Context: The endometrium is a multicellular, steroid-responsive tissue that undergoes dynamic remodeling every menstrual cycle in preparation for implantation and, in absence of pregnancy, menstruation. Androgen receptors are present in the endometrium. Objective: The objective of the study was to investigate the impact of androgens on human endometrial stromal cells (hESC). Design: Bioinformatics was used to identify an androgen-regulated gene set and processes associated with their function.

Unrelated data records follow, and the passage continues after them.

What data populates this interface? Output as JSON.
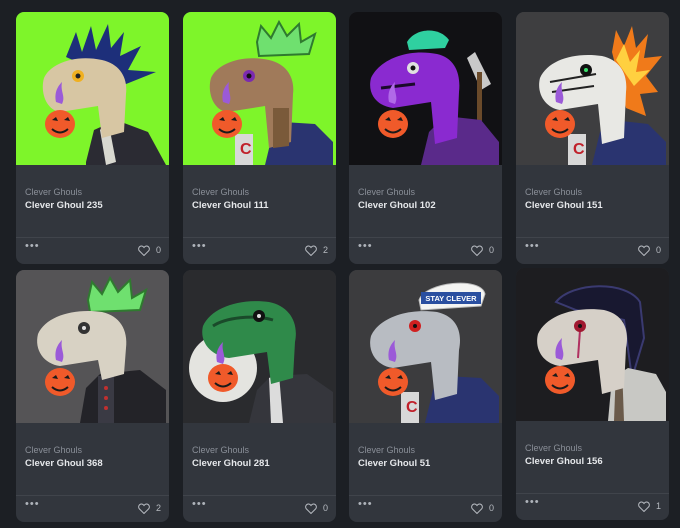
{
  "cards": [
    {
      "collection": "Clever Ghouls",
      "name": "Clever Ghoul 235",
      "likes": "0",
      "bg": "#7ef52a",
      "icon": "options-icon",
      "accessory": "spiky-hair"
    },
    {
      "collection": "Clever Ghouls",
      "name": "Clever Ghoul 111",
      "likes": "2",
      "bg": "#7ef52a",
      "icon": "options-icon",
      "accessory": "green-crown"
    },
    {
      "collection": "Clever Ghouls",
      "name": "Clever Ghoul 102",
      "likes": "0",
      "bg": "#111114",
      "icon": "options-icon",
      "accessory": "axe"
    },
    {
      "collection": "Clever Ghouls",
      "name": "Clever Ghoul 151",
      "likes": "0",
      "bg": "#3e3e40",
      "icon": "options-icon",
      "accessory": "flames"
    },
    {
      "collection": "Clever Ghouls",
      "name": "Clever Ghoul 368",
      "likes": "2",
      "bg": "#555456",
      "icon": "options-icon",
      "accessory": "green-crown"
    },
    {
      "collection": "Clever Ghouls",
      "name": "Clever Ghoul 281",
      "likes": "0",
      "bg": "#2a2b2e",
      "icon": "options-icon",
      "accessory": "moon"
    },
    {
      "collection": "Clever Ghouls",
      "name": "Clever Ghoul 51",
      "likes": "0",
      "bg": "#3c3c3e",
      "icon": "options-icon",
      "accessory": "sailor-hat"
    },
    {
      "collection": "Clever Ghouls",
      "name": "Clever Ghoul 156",
      "likes": "1",
      "bg": "#1d1d20",
      "icon": "options-icon",
      "accessory": "dark-hair"
    }
  ],
  "ui": {
    "more_label": "•••"
  },
  "hat_text": "STAY CLEVER"
}
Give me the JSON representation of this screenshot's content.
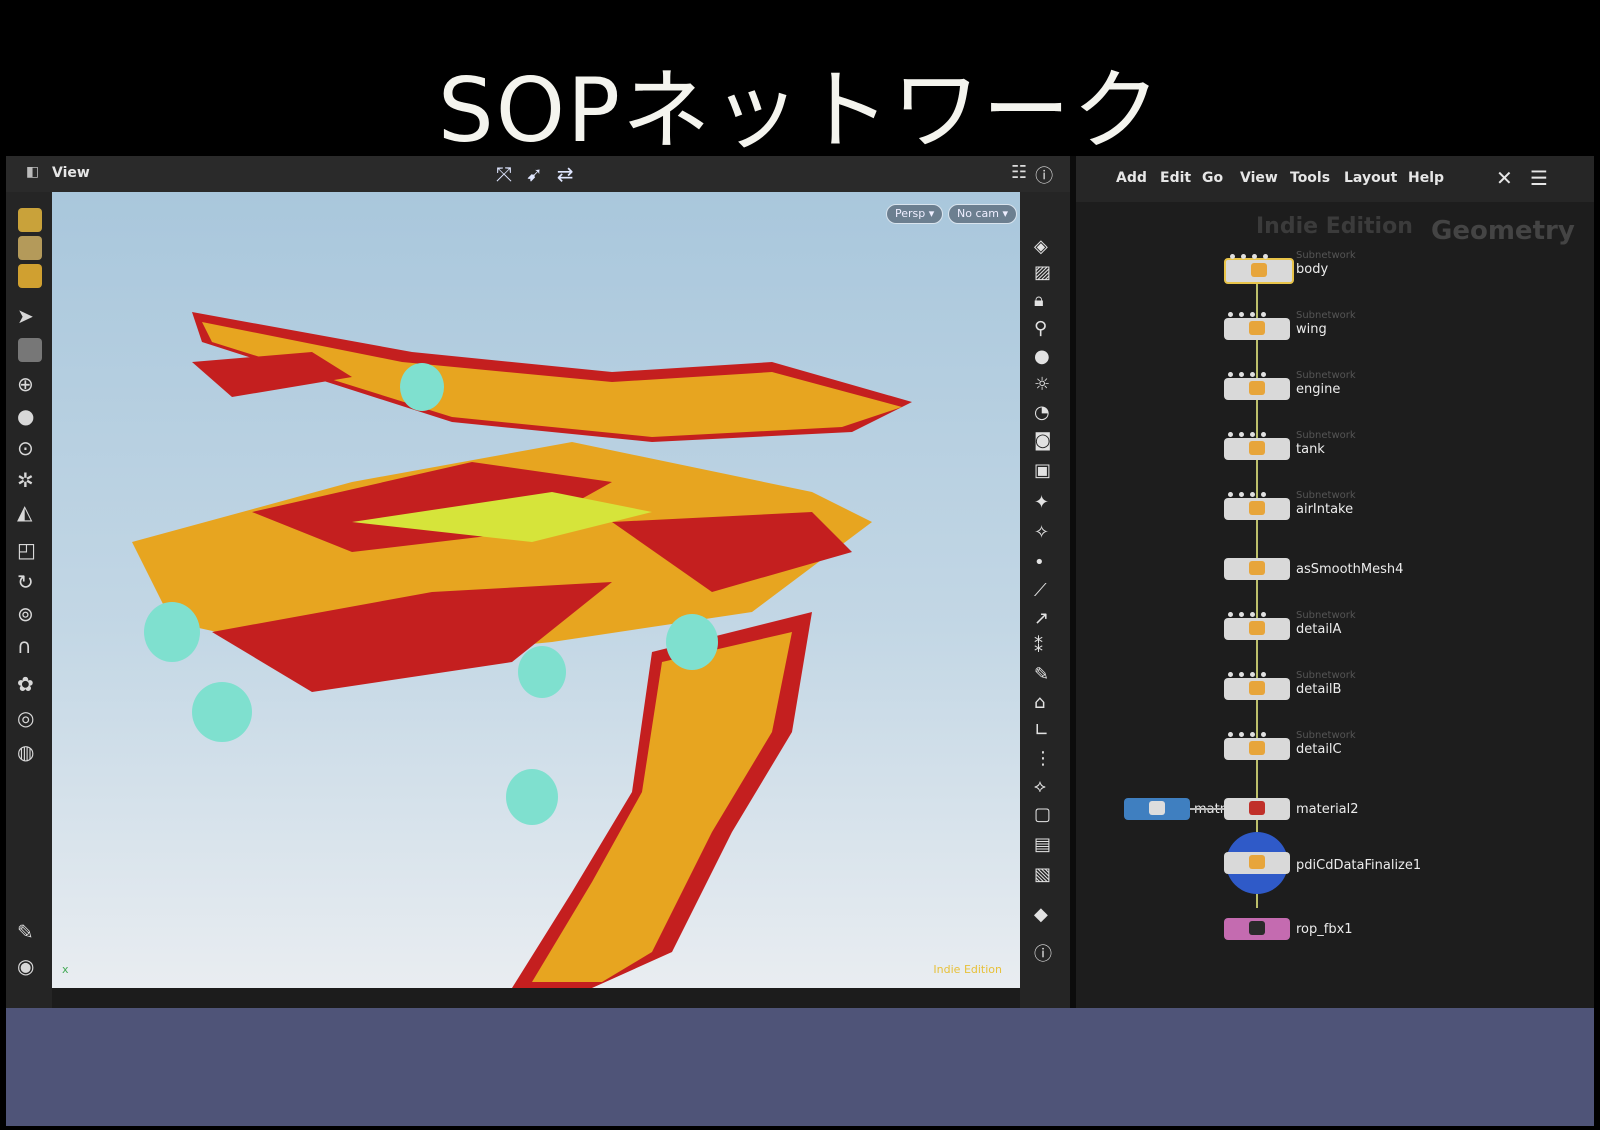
{
  "slide": {
    "title": "SOPネットワーク"
  },
  "viewer": {
    "tab_label": "View",
    "camera_pills": [
      "Persp",
      "No cam"
    ],
    "watermark": "Indie Edition",
    "axis_label": "x"
  },
  "network": {
    "menu": [
      "Add",
      "Edit",
      "Go",
      "View",
      "Tools",
      "Layout",
      "Help"
    ],
    "edition_label": "Indie Edition",
    "context_label": "Geometry",
    "nodes": [
      {
        "type": "Subnetwork",
        "name": "body"
      },
      {
        "type": "Subnetwork",
        "name": "wing"
      },
      {
        "type": "Subnetwork",
        "name": "engine"
      },
      {
        "type": "Subnetwork",
        "name": "tank"
      },
      {
        "type": "Subnetwork",
        "name": "airIntake"
      },
      {
        "type": "",
        "name": "asSmoothMesh4"
      },
      {
        "type": "Subnetwork",
        "name": "detailA"
      },
      {
        "type": "Subnetwork",
        "name": "detailB"
      },
      {
        "type": "Subnetwork",
        "name": "detailC"
      },
      {
        "type": "",
        "name": "material2"
      },
      {
        "type": "",
        "name": "pdiCdDataFinalize1"
      },
      {
        "type": "",
        "name": "rop_fbx1"
      }
    ],
    "side_node_name": "matn"
  },
  "colors": {
    "background": "#000000",
    "pane": "#1d1d1d",
    "selected_outline": "#e8c44a",
    "model_yellow": "#e7a520",
    "model_red": "#c41f1f",
    "model_cyan": "#7fe0cf",
    "bottom_band": "#4f5478"
  }
}
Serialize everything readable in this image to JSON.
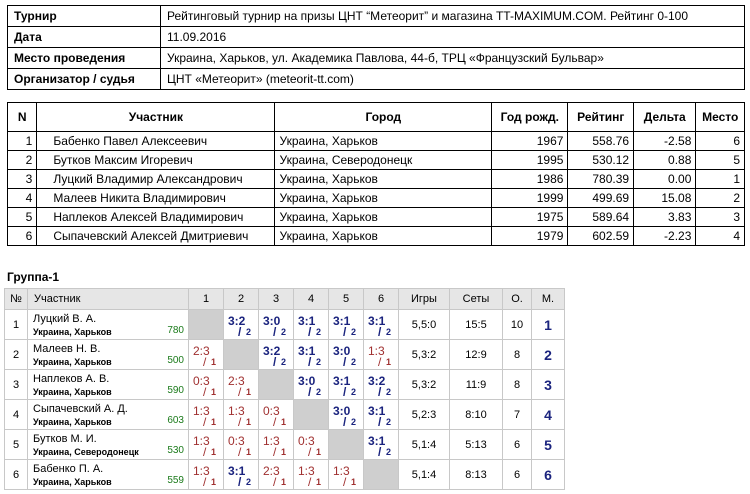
{
  "info": [
    {
      "key": "Турнир",
      "value": "Рейтинговый турнир на призы ЦНТ “Метеорит” и магазина TT-MAXIMUM.COM. Рейтинг 0-100"
    },
    {
      "key": "Дата",
      "value": "11.09.2016"
    },
    {
      "key": "Место проведения",
      "value": "Украина, Харьков, ул. Академика Павлова, 44-б, ТРЦ «Французский Бульвар»"
    },
    {
      "key": "Организатор / судья",
      "value": "ЦНТ «Метеорит» (meteorit-tt.com)"
    }
  ],
  "participants": {
    "headers": [
      "N",
      "Участник",
      "Город",
      "Год рожд.",
      "Рейтинг",
      "Дельта",
      "Место"
    ],
    "rows": [
      [
        "1",
        "Бабенко Павел Алексеевич",
        "Украина, Харьков",
        "1967",
        "558.76",
        "-2.58",
        "6"
      ],
      [
        "2",
        "Бутков Максим Игоревич",
        "Украина, Северодонецк",
        "1995",
        "530.12",
        "0.88",
        "5"
      ],
      [
        "3",
        "Луцкий Владимир Александрович",
        "Украина, Харьков",
        "1986",
        "780.39",
        "0.00",
        "1"
      ],
      [
        "4",
        "Малеев Никита Владимирович",
        "Украина, Харьков",
        "1999",
        "499.69",
        "15.08",
        "2"
      ],
      [
        "5",
        "Наплеков Алексей Владимирович",
        "Украина, Харьков",
        "1975",
        "589.64",
        "3.83",
        "3"
      ],
      [
        "6",
        "Сыпачевский Алексей Дмитриевич",
        "Украина, Харьков",
        "1979",
        "602.59",
        "-2.23",
        "4"
      ]
    ]
  },
  "group": {
    "title": "Группа-1",
    "headers": [
      "№",
      "Участник",
      "1",
      "2",
      "3",
      "4",
      "5",
      "6",
      "Игры",
      "Сеты",
      "О.",
      "М."
    ],
    "rows": [
      {
        "n": "1",
        "name": "Луцкий В. А.",
        "city": "Украина, Харьков",
        "rating": "780",
        "cells": [
          null,
          [
            "3:2",
            "2",
            "w"
          ],
          [
            "3:0",
            "2",
            "w"
          ],
          [
            "3:1",
            "2",
            "w"
          ],
          [
            "3:1",
            "2",
            "w"
          ],
          [
            "3:1",
            "2",
            "w"
          ]
        ],
        "games": "5,5:0",
        "sets": "15:5",
        "o": "10",
        "m": "1"
      },
      {
        "n": "2",
        "name": "Малеев Н. В.",
        "city": "Украина, Харьков",
        "rating": "500",
        "cells": [
          [
            "2:3",
            "1",
            "l"
          ],
          null,
          [
            "3:2",
            "2",
            "w"
          ],
          [
            "3:1",
            "2",
            "w"
          ],
          [
            "3:0",
            "2",
            "w"
          ],
          [
            "1:3",
            "1",
            "l"
          ]
        ],
        "games": "5,3:2",
        "sets": "12:9",
        "o": "8",
        "m": "2"
      },
      {
        "n": "3",
        "name": "Наплеков А. В.",
        "city": "Украина, Харьков",
        "rating": "590",
        "cells": [
          [
            "0:3",
            "1",
            "l"
          ],
          [
            "2:3",
            "1",
            "l"
          ],
          null,
          [
            "3:0",
            "2",
            "w"
          ],
          [
            "3:1",
            "2",
            "w"
          ],
          [
            "3:2",
            "2",
            "w"
          ]
        ],
        "games": "5,3:2",
        "sets": "11:9",
        "o": "8",
        "m": "3"
      },
      {
        "n": "4",
        "name": "Сыпачевский А. Д.",
        "city": "Украина, Харьков",
        "rating": "603",
        "cells": [
          [
            "1:3",
            "1",
            "l"
          ],
          [
            "1:3",
            "1",
            "l"
          ],
          [
            "0:3",
            "1",
            "l"
          ],
          null,
          [
            "3:0",
            "2",
            "w"
          ],
          [
            "3:1",
            "2",
            "w"
          ]
        ],
        "games": "5,2:3",
        "sets": "8:10",
        "o": "7",
        "m": "4"
      },
      {
        "n": "5",
        "name": "Бутков М. И.",
        "city": "Украина, Северодонецк",
        "rating": "530",
        "cells": [
          [
            "1:3",
            "1",
            "l"
          ],
          [
            "0:3",
            "1",
            "l"
          ],
          [
            "1:3",
            "1",
            "l"
          ],
          [
            "0:3",
            "1",
            "l"
          ],
          null,
          [
            "3:1",
            "2",
            "w"
          ]
        ],
        "games": "5,1:4",
        "sets": "5:13",
        "o": "6",
        "m": "5"
      },
      {
        "n": "6",
        "name": "Бабенко П. А.",
        "city": "Украина, Харьков",
        "rating": "559",
        "cells": [
          [
            "1:3",
            "1",
            "l"
          ],
          [
            "3:1",
            "2",
            "w"
          ],
          [
            "2:3",
            "1",
            "l"
          ],
          [
            "1:3",
            "1",
            "l"
          ],
          [
            "1:3",
            "1",
            "l"
          ],
          null
        ],
        "games": "5,1:4",
        "sets": "8:13",
        "o": "6",
        "m": "6"
      }
    ]
  }
}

Regulation of target genes and impact of androgens on cell function were validated using primary hESC. Setting: The study was conducted at the University Research Institute. Patients: Endometrium was collected from women with regular menses; tissues were used for recovery of cells, total mRNA, or protein and for immunohistochemistry. Results: A new endometrial androgen target gene set (n = 15) was identified. Bioinformatics revealed 12 of these genes interacted in one pathway and identified an association with control of cell survival. Dynamic androgen-dependent changes in expression of the gene set were detected in hESC with nine significantly down-regulated at 2 and/or 8 h. Treatment of hESC with dihydrotestosterone reduced staurosporine-induced apoptosis and cell migration/proliferation. Conclusions: Rigorous in silico analysis resulted in identification of a group of androgen-regulated genes expressed in human endometrium. Pathway analysis and functional assays suggest androgen-dependent changes in gene expression may have a significant impact on stromal cell proliferation, migration, and survival. These data provide the platform for further studies on the role of circulatory or local androgens in the regulation of endometrial function and identify androgens as candidates in the pathogenesis of common endometrial disorders including polycystic ovarian syndrome, cancer, and endometriosis.